Genes and Intelligence: A Big Taboo

From Erika Check Hayden's Nature News feature.

Growing up in the college town of Ames, Iowa, during the 1970s, Stephen Hsu was surrounded by the precocious sons and daughters of professors. Around 2010, after years of work as a theoretical physicist at the University of Oregon in Eugene, Hsu thought that DNA-sequencing technology might finally have advanced enough to help to explain what made those kids so smart. He was hardly the first to consider the genetics of intelligence, but with the help of the Chinese sequencing powerhouse BGI in Shenzhen, he planned one of the largest studies of its kind, aiming to sequence DNA from 2,000 people, most of whom had IQs of more than 150.

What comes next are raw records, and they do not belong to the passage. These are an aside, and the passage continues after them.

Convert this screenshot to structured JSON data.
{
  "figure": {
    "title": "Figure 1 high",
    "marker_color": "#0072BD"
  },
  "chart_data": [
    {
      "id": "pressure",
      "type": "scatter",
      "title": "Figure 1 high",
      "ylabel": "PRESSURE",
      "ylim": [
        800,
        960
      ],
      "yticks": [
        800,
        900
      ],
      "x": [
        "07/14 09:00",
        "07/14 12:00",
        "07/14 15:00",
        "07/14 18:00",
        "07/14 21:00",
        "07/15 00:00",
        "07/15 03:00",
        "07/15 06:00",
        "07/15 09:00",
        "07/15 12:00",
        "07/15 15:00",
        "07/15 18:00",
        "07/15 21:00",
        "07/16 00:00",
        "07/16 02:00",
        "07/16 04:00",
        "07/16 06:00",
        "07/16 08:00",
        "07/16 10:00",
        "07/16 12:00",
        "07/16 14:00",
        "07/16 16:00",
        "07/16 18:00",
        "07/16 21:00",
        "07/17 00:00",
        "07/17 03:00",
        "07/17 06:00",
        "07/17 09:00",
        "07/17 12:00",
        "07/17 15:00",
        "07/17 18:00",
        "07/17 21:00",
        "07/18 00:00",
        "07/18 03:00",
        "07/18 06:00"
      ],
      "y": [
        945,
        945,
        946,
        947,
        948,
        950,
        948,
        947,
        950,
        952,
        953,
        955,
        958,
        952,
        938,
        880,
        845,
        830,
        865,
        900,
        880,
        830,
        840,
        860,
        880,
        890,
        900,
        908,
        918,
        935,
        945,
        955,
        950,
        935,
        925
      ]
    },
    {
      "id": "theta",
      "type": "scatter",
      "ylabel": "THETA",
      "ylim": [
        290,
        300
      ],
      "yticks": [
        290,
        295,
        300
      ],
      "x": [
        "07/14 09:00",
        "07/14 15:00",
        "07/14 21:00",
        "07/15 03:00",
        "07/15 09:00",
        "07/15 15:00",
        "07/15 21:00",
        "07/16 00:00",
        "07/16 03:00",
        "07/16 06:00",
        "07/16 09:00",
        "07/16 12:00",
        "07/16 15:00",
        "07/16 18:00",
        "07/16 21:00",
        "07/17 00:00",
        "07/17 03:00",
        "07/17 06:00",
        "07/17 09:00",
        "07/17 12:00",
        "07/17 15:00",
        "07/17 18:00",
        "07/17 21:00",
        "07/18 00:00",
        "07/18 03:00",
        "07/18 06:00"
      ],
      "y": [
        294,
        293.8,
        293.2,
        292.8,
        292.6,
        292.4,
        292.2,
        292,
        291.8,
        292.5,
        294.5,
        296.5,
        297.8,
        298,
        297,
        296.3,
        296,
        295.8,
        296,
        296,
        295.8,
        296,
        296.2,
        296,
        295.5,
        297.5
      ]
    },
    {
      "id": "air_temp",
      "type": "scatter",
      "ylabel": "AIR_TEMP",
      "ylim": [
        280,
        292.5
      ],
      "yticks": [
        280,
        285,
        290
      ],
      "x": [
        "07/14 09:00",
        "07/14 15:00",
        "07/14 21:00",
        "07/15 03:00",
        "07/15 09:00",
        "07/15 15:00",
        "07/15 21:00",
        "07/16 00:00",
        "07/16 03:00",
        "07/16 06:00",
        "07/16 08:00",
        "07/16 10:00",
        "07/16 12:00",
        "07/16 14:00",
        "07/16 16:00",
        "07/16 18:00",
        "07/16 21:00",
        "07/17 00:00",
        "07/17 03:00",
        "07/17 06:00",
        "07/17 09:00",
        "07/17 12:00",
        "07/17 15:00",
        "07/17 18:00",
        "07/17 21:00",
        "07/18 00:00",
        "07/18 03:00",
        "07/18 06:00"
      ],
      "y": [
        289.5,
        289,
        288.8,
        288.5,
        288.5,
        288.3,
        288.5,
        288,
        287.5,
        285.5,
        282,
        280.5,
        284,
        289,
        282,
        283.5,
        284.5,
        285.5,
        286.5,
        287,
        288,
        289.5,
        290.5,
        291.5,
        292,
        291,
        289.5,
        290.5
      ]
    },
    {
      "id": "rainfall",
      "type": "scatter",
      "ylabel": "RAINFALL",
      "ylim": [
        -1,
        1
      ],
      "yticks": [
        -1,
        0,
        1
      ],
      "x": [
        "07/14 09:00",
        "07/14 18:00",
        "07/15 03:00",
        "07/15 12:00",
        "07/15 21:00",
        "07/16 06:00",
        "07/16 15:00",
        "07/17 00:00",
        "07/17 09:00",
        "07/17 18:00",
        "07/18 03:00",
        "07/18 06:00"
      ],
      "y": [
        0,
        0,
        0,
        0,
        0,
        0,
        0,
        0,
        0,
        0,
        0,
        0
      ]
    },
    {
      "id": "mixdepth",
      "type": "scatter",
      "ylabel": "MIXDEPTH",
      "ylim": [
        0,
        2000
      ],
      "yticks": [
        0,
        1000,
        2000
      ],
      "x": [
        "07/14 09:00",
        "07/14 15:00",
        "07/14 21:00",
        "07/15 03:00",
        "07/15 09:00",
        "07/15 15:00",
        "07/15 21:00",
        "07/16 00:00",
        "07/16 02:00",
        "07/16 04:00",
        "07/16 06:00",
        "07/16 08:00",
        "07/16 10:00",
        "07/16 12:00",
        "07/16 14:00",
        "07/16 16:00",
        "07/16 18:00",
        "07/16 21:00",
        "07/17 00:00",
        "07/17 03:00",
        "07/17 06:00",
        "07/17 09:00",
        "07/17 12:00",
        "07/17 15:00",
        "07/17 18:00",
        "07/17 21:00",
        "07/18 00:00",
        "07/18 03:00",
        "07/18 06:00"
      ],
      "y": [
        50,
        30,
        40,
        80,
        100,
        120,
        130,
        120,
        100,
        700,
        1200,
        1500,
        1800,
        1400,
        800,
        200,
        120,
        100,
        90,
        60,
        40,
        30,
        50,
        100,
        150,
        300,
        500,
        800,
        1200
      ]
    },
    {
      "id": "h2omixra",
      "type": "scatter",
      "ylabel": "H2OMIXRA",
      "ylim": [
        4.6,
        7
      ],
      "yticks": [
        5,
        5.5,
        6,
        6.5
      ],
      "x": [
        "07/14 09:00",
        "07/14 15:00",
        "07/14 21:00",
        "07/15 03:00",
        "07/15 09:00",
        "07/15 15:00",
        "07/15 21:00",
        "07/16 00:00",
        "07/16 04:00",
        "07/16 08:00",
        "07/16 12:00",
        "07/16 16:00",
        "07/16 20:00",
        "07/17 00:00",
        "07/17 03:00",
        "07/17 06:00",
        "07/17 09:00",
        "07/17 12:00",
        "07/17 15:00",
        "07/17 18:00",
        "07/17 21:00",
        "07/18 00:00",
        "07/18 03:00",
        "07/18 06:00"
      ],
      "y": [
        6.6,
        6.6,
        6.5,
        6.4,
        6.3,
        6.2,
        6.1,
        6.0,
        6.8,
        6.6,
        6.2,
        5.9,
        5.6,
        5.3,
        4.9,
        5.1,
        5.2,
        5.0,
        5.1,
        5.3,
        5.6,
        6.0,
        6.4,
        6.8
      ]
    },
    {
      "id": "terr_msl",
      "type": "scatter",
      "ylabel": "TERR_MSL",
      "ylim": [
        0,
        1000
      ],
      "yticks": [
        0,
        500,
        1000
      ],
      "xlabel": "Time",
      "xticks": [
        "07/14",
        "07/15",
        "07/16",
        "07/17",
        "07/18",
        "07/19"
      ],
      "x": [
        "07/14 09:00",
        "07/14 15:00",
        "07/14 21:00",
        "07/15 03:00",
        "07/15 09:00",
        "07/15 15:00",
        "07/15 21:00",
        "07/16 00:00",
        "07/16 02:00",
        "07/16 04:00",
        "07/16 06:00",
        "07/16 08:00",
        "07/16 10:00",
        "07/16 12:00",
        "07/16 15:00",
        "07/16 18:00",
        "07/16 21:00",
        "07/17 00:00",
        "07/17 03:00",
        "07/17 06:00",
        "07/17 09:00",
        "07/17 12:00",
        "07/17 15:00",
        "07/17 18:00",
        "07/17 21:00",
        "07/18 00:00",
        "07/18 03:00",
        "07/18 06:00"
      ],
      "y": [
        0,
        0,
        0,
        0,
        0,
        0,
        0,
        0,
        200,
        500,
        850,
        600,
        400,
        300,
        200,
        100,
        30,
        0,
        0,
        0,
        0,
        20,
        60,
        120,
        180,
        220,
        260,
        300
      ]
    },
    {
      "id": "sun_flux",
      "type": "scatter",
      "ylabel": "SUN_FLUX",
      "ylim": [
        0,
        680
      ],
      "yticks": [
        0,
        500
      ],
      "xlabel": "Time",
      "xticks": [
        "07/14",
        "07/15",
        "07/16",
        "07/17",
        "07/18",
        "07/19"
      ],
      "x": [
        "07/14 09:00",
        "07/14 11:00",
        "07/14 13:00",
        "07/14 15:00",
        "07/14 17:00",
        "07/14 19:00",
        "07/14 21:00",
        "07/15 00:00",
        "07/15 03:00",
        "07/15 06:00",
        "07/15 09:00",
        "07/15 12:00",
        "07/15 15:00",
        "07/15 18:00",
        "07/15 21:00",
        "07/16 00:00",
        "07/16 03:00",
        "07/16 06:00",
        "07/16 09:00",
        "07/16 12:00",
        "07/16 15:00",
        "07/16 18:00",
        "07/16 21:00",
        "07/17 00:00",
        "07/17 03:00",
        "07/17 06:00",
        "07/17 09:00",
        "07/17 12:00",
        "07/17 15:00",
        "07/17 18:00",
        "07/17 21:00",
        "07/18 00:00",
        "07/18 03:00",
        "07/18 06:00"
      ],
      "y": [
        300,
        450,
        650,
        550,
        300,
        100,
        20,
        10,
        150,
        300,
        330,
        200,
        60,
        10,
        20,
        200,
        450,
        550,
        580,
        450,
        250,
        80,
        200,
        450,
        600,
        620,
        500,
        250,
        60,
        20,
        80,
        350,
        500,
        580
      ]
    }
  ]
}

He hadn't really considered how negative the public reaction might be until one of the study's participants, New York University psychologist Geoffrey Miller, made some inflammatory remarks to the press. Miller predicted that once the project turned up intelligence genes, the Chinese might begin testing embryos to find the most desirable ones. One article painted the venture as a state-endorsed experiment, selecting for genius kids, and Hsu and his colleagues soon found that their project, which had barely begun, was the target of fierce criticism.

There were scientific qualms over the value of Hsu's work (see Nature 497, 297–299; 2013). As with other controversial fields of behavioural genetics, the influence of heredity on intelligence probably acts through myriad genes that each exert only a tiny effect, and these are difficult to find in small studies. But that was only part of the reason for the outrage. For decades, scientists have trodden carefully in certain areas of genetic study for social or political reasons.

I found the whole article interesting. Here's one (possibly crackpot) way of interpreting the vigor of the objection: finding a biological basis for human traits undermines today's dominant religion, humanism. It gets harder to worship something once you understand it.

I signed up for Harvard's Neuroscience MB 180.X, and the first video featured the Prof holding the brain of a dead person while waxing lyrical about it's complexity. Protective coloration?

Hayden is pushing a different interpretation:

At the root of this caution is the widespread but antiquated idea that genetics is destiny — that someone's genes can accurately predict complex behaviours and traits regardless of their environment. The public and many scientists have continued to misinterpret modern findings on the basis of this — fearing that the work will lead to a new age of eugenics, preemptive imprisonment and discrimination against already marginalized groups.

But the critics seem unimpressed by repeated iterations of this fact.